Suppose we have a fixed measure space $(X,M,\mu)$
$||f||_\infty=\inf\{a\geq 0: \mu\big(\{x:|f(x)|> a\}\big)=0\}$
I been looking at this definition for quite a while, but I don't really understand what exactly it is. If I take a simple function $\displaystyle f=\sum^n_{k=1}a_k1_{E_k}$ where $\mu(E_k)>0$ for all $k$ then what exactly does $||f||_\infty$ give me? assuming $a_k>0$ for all $k$
If I call $\{a\geq 0: \mu\big(\{x:|f(x)|> a\}\big)=0\}=A$ then I want to consider $0\leq b\leq a_k$ for all $k$, in this case since every $E_k$ has positive measure, and for all $x$, $f(x)=a_j$ for some $1\leq j\leq k$,$b\notin A$. And for any $b^\prime \geq a_k$ for all $k$ , $b^\prime \in A$, since $\{x:|f(x)|>b^\prime\}=\emptyset$. And Suppose $a=\operatorname{max}\{a_j:1\leq j\leq k\}$, then $a\in A$ by similar argument, but $a_j\notin A$ for all $a_j\neq a$. So we have $||f||_\infty=a$? in other words $\max\{a_j\}$?
Can anyone check my understanding of the definition?

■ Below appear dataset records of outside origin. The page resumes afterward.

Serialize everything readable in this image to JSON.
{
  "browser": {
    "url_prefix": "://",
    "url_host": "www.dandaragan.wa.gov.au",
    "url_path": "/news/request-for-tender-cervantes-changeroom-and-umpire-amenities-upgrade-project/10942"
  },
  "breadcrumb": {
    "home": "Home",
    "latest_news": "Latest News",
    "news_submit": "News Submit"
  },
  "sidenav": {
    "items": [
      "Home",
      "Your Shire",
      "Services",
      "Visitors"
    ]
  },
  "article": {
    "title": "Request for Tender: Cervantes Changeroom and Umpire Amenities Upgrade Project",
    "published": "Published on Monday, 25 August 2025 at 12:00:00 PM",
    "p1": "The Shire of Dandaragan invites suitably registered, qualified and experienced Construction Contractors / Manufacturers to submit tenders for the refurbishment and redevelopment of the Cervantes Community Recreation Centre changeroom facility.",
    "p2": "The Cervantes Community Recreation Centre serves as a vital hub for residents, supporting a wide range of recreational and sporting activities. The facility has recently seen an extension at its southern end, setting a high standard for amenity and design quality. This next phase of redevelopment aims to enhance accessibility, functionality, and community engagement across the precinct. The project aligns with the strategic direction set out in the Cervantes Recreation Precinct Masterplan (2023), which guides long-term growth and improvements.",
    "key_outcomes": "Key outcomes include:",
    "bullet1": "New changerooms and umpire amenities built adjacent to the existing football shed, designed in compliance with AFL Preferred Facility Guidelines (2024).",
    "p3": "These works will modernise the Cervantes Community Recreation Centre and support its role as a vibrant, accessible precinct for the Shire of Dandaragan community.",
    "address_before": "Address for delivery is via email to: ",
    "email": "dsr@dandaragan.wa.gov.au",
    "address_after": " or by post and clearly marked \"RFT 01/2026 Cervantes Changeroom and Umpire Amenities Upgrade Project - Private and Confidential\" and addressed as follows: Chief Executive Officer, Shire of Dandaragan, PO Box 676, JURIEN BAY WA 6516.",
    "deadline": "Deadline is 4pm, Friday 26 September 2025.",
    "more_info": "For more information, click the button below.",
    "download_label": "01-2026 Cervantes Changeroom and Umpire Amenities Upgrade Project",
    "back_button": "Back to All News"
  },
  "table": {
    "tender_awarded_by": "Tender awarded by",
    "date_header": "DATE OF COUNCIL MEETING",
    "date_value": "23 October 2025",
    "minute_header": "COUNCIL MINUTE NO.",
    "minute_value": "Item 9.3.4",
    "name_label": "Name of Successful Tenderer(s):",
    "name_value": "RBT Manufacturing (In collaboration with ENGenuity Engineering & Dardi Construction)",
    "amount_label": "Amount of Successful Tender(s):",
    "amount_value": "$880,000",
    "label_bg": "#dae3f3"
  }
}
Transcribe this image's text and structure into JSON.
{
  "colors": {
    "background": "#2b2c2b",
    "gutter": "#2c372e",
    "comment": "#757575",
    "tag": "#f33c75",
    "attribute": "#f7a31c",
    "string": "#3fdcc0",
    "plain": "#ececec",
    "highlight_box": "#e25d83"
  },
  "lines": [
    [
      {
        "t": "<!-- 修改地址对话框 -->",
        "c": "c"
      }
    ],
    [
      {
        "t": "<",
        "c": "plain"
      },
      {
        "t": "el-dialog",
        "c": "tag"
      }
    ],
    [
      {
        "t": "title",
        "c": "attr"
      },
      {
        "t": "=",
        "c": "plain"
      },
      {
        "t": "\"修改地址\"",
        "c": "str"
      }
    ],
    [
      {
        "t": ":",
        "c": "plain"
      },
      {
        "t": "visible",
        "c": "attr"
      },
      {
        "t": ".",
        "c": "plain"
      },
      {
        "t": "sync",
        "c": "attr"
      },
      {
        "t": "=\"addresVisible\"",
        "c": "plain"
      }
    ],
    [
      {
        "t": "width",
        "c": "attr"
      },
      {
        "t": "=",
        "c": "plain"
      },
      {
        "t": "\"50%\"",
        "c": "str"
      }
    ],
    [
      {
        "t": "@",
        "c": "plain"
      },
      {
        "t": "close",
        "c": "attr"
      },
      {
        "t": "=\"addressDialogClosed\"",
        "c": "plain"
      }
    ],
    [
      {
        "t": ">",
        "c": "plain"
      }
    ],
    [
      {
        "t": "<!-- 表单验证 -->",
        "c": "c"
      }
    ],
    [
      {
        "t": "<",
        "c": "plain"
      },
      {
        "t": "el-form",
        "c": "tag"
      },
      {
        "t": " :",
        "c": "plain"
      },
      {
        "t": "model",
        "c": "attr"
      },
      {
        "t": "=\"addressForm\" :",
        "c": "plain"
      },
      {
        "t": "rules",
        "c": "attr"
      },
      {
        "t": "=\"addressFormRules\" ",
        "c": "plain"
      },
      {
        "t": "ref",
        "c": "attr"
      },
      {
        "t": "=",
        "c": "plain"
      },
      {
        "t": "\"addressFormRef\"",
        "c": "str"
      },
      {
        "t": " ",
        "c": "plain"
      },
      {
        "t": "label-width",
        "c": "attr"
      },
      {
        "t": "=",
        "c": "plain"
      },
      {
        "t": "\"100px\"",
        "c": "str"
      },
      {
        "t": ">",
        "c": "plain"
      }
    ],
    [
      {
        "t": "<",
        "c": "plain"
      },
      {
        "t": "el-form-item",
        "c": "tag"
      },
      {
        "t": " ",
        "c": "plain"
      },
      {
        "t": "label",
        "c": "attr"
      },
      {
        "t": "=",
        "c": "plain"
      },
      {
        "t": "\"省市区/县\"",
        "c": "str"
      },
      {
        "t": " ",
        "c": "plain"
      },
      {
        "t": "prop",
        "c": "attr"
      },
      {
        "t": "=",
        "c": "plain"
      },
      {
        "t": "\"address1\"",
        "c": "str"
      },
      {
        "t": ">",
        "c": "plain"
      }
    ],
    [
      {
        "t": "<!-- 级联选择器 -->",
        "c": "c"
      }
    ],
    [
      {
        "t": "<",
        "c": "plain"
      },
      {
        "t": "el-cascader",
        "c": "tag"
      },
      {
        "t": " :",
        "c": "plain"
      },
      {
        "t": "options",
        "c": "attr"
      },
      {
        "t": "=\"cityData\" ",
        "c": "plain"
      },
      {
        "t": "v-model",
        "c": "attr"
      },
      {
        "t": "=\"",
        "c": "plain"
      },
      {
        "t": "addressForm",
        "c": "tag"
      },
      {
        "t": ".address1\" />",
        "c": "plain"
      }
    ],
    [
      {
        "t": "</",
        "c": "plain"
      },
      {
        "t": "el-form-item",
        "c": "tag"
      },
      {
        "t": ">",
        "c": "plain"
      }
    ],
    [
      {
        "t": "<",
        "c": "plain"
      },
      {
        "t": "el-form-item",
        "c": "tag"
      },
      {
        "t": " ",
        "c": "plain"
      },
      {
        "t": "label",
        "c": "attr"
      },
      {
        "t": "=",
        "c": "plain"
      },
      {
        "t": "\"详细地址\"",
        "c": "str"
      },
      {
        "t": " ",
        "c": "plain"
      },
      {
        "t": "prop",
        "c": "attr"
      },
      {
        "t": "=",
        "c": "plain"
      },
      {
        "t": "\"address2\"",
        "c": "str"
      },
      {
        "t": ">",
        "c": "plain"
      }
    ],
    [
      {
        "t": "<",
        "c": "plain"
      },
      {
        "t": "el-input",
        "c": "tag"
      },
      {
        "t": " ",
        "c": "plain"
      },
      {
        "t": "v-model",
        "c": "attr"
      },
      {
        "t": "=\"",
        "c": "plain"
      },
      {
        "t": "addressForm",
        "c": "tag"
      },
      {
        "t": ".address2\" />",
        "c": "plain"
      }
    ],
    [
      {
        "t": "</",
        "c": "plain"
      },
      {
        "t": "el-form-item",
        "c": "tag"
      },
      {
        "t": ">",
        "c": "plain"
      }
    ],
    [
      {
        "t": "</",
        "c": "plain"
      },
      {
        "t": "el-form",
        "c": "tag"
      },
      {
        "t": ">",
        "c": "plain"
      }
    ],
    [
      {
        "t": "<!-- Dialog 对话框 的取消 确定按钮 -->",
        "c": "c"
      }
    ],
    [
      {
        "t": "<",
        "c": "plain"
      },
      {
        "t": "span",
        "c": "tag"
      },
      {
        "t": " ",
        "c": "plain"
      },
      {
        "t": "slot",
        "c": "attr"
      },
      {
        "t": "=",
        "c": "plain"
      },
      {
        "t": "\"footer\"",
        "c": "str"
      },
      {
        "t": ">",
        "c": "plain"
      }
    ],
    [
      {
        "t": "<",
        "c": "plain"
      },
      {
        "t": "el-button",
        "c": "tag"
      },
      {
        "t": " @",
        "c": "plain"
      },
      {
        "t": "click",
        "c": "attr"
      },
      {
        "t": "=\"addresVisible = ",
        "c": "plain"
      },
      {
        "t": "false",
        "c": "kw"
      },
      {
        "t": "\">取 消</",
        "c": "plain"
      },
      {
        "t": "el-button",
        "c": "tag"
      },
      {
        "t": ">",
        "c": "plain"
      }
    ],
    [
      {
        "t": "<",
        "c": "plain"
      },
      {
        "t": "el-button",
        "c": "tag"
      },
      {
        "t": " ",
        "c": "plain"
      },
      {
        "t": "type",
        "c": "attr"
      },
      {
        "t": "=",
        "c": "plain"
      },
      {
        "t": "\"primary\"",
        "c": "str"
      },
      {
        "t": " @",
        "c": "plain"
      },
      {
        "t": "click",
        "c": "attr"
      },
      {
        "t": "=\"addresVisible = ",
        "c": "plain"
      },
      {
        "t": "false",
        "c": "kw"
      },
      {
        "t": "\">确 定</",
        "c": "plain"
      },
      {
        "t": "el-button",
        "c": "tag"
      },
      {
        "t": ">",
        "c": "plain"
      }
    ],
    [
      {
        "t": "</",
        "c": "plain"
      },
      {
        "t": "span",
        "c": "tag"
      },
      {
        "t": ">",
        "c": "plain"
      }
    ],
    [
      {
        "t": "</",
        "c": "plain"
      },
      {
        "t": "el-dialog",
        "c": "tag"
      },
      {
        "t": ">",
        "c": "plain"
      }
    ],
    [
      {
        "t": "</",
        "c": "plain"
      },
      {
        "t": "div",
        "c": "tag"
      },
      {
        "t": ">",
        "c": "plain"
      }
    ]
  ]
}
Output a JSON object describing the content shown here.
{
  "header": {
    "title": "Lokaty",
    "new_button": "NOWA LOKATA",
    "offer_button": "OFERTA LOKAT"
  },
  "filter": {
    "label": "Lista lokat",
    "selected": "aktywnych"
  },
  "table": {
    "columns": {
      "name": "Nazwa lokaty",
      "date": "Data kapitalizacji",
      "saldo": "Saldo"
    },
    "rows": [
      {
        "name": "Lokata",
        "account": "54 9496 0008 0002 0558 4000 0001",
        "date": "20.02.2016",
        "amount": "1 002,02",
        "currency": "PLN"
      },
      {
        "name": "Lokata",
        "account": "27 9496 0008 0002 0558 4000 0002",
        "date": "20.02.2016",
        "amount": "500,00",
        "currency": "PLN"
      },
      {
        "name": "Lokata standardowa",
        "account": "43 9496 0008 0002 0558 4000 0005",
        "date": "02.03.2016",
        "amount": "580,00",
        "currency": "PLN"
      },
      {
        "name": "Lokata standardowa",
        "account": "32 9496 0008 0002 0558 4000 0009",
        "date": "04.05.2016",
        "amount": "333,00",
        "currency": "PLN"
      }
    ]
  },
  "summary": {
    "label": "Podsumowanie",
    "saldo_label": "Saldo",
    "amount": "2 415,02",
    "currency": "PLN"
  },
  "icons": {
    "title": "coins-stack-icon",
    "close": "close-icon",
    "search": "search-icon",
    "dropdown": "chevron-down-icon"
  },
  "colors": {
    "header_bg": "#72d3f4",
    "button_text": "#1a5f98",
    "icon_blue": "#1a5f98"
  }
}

You need to understand what essentially bounded means. Formally, in a measure space $(X, \boldsymbol{\mathfrak A}, \mu), $ take an extended complex-valued $\boldsymbol{\mathfrak A}$-measurable function $f$ on $X.$ If there exists a null set $N$ such that $|f|\leq M, ~M\in [0, \infty), $ on $X\setminus N$ (which means $\mu\{x\in X:|f(x) > M\}=0$), then $M$ is an essential bound of $f.$
Now we can seek the infimum of the set of all such essential bounds for $f$ i.e. $\inf\{M\in [0, \infty) :\mu\{x\in X:|f(x) > M\}=0\}=:\Vert f\Vert_\infty.$ This is how essential supremum of $f$ is defined.
What does it mean when $\Vert f\Vert_\infty=\infty$? Based on the idea that the smaller the set, greater the infimum and subsequently the infimum of an empty set is $\infty, $ we can say that $\Vert f\Vert_\infty=\infty$ if the set of all essential bounds of $f$ on $X$ is empty.
Now do you have the insight to carry on your work with your example?